Est-il normal …?

poubeEvidemment, en politique, rien n’est normal et tout est normal. Tout dépend si vous regardez par le petit bout ou le gros bout de la lorgnette, si les prémisses que vous considérez, vos hypothèses de départ, sont saines ou si vous vous arrangez en prenant vos aises pour qu’elles vous conduisent là où vous le souhaitez. Le moment des élections est celui qui échappe le plus à toute objectivité car il s’agit de défendre son camp, parfois de le choisir si ce n’est déjà fait. J’aurais dû titrer : « Est-ce acceptable ? Est-ce crédible ? Mais cela ne change pas grand-chose même si vous ne prenez aucun parti en vous asseyant sur la rive pour regarder le combat des jouteurs nautiques sans applaudir celui qui enverra l’autre à la flotte. Je suis de ceux-là, agnostique en religion, sceptique en politique, pire encore, je suis rebuté devant ces marionnettistes du grand castelet institutionnel.

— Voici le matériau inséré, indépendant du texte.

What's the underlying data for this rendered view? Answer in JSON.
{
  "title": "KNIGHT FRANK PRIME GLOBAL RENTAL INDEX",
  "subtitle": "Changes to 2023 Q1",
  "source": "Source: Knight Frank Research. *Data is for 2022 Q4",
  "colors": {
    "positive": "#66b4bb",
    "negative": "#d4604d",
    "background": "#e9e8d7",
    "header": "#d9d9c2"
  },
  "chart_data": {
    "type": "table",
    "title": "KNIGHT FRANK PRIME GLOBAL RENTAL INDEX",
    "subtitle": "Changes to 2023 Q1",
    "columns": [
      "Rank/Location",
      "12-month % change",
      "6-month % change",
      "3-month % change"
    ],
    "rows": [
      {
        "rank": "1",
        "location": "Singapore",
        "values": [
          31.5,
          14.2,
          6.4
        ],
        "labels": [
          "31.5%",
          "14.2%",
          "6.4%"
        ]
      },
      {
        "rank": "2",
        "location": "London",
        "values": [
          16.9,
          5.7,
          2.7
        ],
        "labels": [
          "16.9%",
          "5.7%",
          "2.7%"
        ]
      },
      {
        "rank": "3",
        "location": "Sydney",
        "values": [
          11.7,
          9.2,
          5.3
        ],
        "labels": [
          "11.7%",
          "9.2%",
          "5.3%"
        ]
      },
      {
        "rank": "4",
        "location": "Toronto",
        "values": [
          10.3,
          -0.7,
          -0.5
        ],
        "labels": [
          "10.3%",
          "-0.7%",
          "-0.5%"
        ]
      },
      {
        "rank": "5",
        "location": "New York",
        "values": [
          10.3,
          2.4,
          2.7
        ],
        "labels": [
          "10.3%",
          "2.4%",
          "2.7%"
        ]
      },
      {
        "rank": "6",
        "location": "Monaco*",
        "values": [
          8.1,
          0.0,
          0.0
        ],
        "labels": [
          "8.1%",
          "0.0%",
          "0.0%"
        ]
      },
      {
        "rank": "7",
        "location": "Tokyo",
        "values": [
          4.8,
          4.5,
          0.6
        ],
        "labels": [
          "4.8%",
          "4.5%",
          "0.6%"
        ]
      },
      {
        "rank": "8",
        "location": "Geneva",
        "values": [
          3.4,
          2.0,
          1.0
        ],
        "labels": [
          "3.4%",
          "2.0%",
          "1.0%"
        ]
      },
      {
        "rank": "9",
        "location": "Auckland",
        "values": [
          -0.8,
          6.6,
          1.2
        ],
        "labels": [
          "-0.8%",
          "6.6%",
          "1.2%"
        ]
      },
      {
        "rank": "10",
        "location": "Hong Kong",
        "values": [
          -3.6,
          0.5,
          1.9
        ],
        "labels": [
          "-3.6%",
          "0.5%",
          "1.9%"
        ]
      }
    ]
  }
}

Comment peuvent-ils venir, tout sourire, vous serrer chaleureusement la main, vous taper sur l’épaule, vous donner une importance que vous n’aurez plus après les élections ? C’est grotesque, c’est indécent, c’est immoral.  Comment peut-on donner mandat à ces gens-là ? Comment leur accorder votre confiance et dormir sur vos deux oreilles alors que vous ne vaudrez plus rien le demain d’un scrutin ?

Qu’est-ce qui pousse ces gens-là à mettre tant de foi dans la conquête du pouvoir ? L’altruisme ? Le philanthropisme ?  Certainement pas. Le moimoi-isme, sans aucune hésitation. J’ai vu trop de gens rentrer en municipalité pour compléter la liste, jurant que c’est juste pour un tour. Et puis, vieillissants, affaiblis, écœurés parfois, refont un deuxième, voire troisième voyage parce qu’ils sont devenus malades de leur égo.

Pourquoi pas l’humilité, la simplicité, le don pour l’autre ? Parce que ça ne paye pas, et ça ne marche pas ! Celui-là sera considéré comme un faible, la plupart des gagnants sont des tueurs.

Qui peut se prévaloir d’avoir compris ce qu’il faut faire pour l’autre, pour la société ? Personne ! Les abbé Pierre, mère Theresa… ne se présentent pas aux élections, ils sont élus en permanence et ne vous tapent pas sur l’épaule la veille d’un scrutin, ils le font chaque jour. Ils font, ils font ce qu’ils peuvent sans jamais se lasser contre vents et marées tout le temps. Pour nos chers élus cela ne vaut sans doute pas la chandelle.

Vous connaissez la blague sur Godefroy de Bouillon ? « Pourquoi êtes-vous entré le premier dans  Jérusalem ? Parce que quelqu’un m’a poussé !». Celui qui deviendra premier magistrat d’une municipalité parce qu’on l’aura poussé, sera peut-être, le seul capable d’agir en toute transparence et en toute humilité.

N’en croyez pas un mot car l’homme prend vite goût au pouvoir en se persuadant qu’il est désormais indispensable. Le plus grave, dans cette affaire, c’est qu’il le pense vraiment. Cherchez bien autour de vous et vous verrez que le pouvoir conduit rarement à l’altruisme, jamais désintéressé, il vous pousse à le garder. Vous n’aurez aucun mal à trouver des « gentils » poussés à faire de la politique, devenus des teigneux par contagion, par contact et par frisson. Endurcis à l’adrénaline de la politique, ils sont souvent les plus difficiles à déloger…

L’homme est un être social qui a inventé la démocratie pour faire croire qu’il a bridé ses instincts les plus détestables. Il joue ainsi sa plus mauvaise partition avec le concours du plus grand nombre, la majorité requise, en toute légitimité, apparente seulement.